Freedom of conscience and the right to influence public policy on the basis of religiously informed ideas are inseverably connected. In short, a key to democratic renewal is the fullest participation in the most open possible debate.

Finally, Henry stresses “the importance of public evangelical identification with the body of humanity, no less than with the body of Christ.” To the OEs and OCs, it is identification with the body of Christ that enables them to serve the body of humanity.

Overcoming Negative Perceptions

Reading the jeremiads that OCs and OEs publish concerning the state of our society, it is remarkable that they do not make greater efforts to enhance their effectiveness by concerted endeavors. The reason lies mainly in a history of mutually negative perceptions. Evangelicals carry with them knowledge (sometimes family knowledge) of Catholic pre-Vatican II teachings respecting religious liberty, and mindsets of some Catholics respecting Protestants personally. Catholics naturally carry with them remembrances of traditional Protestant hostility toward them, still quite vibrant when that rather un-Catholic Catholic, John F. Kennedy, was running for President.

Were I to counsel OCs, I would begin by taking them for a visit to an ACSI (Association of Christian Schools International) school. There they would find a vitally God-centered environment, the promotion of virtue, teachers who sacrificially pursue what, in Catholic parlance, are “religious vocations,” a pervasive spirituality, and children (of all races) being well started on the Christian pilgrimage.

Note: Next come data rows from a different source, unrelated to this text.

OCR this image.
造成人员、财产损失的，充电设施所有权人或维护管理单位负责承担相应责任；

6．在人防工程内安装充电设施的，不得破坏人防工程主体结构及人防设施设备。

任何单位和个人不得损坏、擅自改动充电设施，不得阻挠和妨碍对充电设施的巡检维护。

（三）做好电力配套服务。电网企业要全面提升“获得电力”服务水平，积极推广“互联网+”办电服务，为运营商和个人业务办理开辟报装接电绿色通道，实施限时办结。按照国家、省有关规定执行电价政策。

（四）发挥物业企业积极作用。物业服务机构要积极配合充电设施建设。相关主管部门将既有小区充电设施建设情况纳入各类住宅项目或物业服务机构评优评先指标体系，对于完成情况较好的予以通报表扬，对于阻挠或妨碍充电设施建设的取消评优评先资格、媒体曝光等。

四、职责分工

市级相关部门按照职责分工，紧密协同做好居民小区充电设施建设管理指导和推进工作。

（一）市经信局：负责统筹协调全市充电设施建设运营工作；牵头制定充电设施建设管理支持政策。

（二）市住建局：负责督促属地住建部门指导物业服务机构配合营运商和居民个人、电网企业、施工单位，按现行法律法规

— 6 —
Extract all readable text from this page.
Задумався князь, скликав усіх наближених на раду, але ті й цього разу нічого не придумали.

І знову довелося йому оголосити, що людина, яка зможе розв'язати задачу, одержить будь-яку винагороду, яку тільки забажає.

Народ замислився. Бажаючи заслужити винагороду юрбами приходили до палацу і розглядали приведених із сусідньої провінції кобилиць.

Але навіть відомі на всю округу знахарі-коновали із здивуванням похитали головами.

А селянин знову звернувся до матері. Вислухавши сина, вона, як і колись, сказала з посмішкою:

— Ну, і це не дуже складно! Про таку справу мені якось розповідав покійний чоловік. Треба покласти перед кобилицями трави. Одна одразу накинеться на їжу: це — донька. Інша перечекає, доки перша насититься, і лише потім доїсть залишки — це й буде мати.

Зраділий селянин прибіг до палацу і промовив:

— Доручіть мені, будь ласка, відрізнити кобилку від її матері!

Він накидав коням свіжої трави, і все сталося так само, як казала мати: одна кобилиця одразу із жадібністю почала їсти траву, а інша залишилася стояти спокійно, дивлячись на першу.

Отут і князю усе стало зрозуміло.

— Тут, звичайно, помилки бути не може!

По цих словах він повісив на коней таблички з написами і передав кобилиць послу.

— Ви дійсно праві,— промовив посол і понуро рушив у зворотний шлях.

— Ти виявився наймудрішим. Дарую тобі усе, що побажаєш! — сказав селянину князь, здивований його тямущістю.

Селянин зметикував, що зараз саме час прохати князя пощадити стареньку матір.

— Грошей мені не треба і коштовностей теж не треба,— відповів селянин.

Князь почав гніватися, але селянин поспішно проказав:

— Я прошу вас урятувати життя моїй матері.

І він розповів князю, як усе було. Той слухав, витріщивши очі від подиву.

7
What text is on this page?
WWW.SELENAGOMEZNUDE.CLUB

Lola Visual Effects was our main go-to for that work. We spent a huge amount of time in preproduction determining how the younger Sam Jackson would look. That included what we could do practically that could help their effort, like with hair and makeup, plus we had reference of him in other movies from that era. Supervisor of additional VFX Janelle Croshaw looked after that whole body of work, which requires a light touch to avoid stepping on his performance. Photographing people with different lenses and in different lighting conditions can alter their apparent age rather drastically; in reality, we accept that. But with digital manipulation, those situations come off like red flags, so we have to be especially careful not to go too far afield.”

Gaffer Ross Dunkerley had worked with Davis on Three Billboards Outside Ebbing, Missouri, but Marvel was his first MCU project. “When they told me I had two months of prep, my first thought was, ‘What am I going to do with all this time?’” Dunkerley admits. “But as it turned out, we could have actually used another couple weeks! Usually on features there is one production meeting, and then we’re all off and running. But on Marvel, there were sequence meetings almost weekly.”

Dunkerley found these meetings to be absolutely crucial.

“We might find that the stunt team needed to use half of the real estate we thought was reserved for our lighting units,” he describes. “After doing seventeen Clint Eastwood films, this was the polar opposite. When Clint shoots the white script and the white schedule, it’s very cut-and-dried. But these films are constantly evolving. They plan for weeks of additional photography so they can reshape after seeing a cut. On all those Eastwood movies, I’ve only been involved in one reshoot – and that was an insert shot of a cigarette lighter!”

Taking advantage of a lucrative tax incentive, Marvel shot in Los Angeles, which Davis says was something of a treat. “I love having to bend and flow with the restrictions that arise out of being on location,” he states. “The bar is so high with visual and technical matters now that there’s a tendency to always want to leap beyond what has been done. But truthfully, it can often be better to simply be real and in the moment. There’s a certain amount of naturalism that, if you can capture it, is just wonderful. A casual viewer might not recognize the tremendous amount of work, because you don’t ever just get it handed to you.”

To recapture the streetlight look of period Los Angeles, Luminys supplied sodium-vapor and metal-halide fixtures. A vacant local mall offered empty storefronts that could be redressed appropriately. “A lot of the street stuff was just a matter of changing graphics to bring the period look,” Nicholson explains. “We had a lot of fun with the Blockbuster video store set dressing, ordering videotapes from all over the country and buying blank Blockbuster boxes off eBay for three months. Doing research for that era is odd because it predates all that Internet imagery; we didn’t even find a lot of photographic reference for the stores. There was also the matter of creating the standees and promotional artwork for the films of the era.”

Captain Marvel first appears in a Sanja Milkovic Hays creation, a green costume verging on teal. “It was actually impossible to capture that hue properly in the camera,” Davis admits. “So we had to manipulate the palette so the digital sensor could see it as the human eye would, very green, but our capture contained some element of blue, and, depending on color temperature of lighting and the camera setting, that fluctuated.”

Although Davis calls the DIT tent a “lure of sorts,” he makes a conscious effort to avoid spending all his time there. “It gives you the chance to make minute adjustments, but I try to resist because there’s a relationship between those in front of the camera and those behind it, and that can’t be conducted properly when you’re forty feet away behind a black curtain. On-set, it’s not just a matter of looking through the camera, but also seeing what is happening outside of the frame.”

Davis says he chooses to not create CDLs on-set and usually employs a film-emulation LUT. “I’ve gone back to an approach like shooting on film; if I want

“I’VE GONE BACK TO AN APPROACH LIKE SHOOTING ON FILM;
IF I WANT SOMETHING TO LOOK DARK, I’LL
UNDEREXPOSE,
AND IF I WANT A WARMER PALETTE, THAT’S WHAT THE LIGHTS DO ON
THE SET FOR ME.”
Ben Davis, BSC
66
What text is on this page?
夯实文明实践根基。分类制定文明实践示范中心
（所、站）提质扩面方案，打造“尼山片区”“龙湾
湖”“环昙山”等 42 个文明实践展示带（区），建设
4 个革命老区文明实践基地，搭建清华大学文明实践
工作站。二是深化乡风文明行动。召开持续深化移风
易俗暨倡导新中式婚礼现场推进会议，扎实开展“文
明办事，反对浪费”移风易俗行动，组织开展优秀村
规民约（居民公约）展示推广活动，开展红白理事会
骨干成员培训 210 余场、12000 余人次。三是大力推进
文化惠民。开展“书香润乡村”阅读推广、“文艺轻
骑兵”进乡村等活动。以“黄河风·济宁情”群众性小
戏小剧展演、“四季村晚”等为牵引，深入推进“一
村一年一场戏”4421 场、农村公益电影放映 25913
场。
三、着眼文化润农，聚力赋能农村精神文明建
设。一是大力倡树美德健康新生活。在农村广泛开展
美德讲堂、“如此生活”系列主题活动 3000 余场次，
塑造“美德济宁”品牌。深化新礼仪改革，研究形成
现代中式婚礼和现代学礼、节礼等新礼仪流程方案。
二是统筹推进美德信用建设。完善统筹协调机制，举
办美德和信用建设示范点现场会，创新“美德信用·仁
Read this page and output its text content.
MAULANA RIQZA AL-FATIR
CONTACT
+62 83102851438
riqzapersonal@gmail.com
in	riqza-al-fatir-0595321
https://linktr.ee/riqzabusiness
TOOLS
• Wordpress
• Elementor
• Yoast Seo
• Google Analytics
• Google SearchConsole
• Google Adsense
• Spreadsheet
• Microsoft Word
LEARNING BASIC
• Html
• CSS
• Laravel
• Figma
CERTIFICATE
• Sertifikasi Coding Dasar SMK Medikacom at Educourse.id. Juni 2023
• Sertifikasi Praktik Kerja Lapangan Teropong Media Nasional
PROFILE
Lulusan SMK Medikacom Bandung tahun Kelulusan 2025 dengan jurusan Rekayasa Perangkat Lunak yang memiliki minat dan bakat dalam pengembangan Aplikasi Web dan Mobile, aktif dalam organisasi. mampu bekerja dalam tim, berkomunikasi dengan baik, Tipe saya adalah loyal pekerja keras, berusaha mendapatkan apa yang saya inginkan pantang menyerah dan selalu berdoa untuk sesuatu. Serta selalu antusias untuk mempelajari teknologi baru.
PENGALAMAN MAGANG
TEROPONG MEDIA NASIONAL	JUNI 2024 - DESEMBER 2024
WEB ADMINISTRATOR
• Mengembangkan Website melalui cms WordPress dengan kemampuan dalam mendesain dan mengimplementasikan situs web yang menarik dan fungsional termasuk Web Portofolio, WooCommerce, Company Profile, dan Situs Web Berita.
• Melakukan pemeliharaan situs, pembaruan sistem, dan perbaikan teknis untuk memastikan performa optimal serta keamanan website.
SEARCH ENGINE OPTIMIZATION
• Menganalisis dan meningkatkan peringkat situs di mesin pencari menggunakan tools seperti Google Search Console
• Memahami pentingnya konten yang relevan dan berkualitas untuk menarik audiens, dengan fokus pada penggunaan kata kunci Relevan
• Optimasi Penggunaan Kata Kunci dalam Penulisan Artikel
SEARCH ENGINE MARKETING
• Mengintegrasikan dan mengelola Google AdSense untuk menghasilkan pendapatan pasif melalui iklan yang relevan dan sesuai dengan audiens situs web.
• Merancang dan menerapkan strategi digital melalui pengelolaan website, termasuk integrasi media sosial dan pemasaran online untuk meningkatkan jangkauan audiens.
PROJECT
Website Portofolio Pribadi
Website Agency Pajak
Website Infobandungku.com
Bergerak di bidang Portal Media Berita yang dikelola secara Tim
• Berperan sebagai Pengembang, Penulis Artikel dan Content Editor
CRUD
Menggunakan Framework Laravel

As they became familiar with the community of believers in which this school was centered, they would experience the joy of finding people ever so much like their brother and sister OCs—people of prayer and of unshakable belief in Christ. They would realize, too, that OCs need not go it alone in resisting materialism and hedonism in our society, but that here are cultivators of the soil of society, at the root level, as contrasted with the statist-minded, who would cover society’s fertile earth with lifeless pavement. Moral courage, too, that most unfashionable virtue, the visitors would find—a love of freedom, with a despising of license.

I regret the occasional example I see of Catholic defensiveness toward evangelicals. Where evangelicals compete aggressively to convert Hispanic Catholics, Catholics should charitably correct any misrepresentations of their faith; but where conversions do occur, they should ask themselves why, twice over, and learn from the answers.

Were I to counsel OEs, I would have them visit my parish in Harrisburg, Pennsylvania. I have been surprised when fundamentalist clients of mine, on hearing I am Catholic, ask me: “But do you really accept Christ as your personal Savior?” The name of my parish, indeed, is Sacred Heart of Jesus—a reverent phrase loaded with the tenderest meaning. We OCs, as Protestants know, believe that we receive the actual body and blood of Jesus when we receive Communion. That fact testifies to our literal adherence to the Bible, as also does Catholic teaching on contraception. Were an OE to come to my parish, he would find a spiritual at-homeness with us. Our families—white and black, Slovak, Polish, Irish, Hispanic, Slovenian, Italian—express the moral and spiritual strengths of traditional Catholic family life. Catholics are comforted by the rootedness of their church in history—“great and respected,” in the words of Macaulay, “before the Saxon had set foot in Britain, before the Frank had passed the Rhine, when Grecian eloquence still flourished in Antioch, when idols were still worshipped in the temple of Mecca.”

Are there not Catholics today—indeed in the political limelight—who defy Christian moral teachings, even giving scandal by their personal lives? Certainly. But “let him who is without sin cast the first stone.” Too many stones have been thrown in the past, and the time is at hand to publicize, instead, one another’s virtues—indeed, to celebrate them.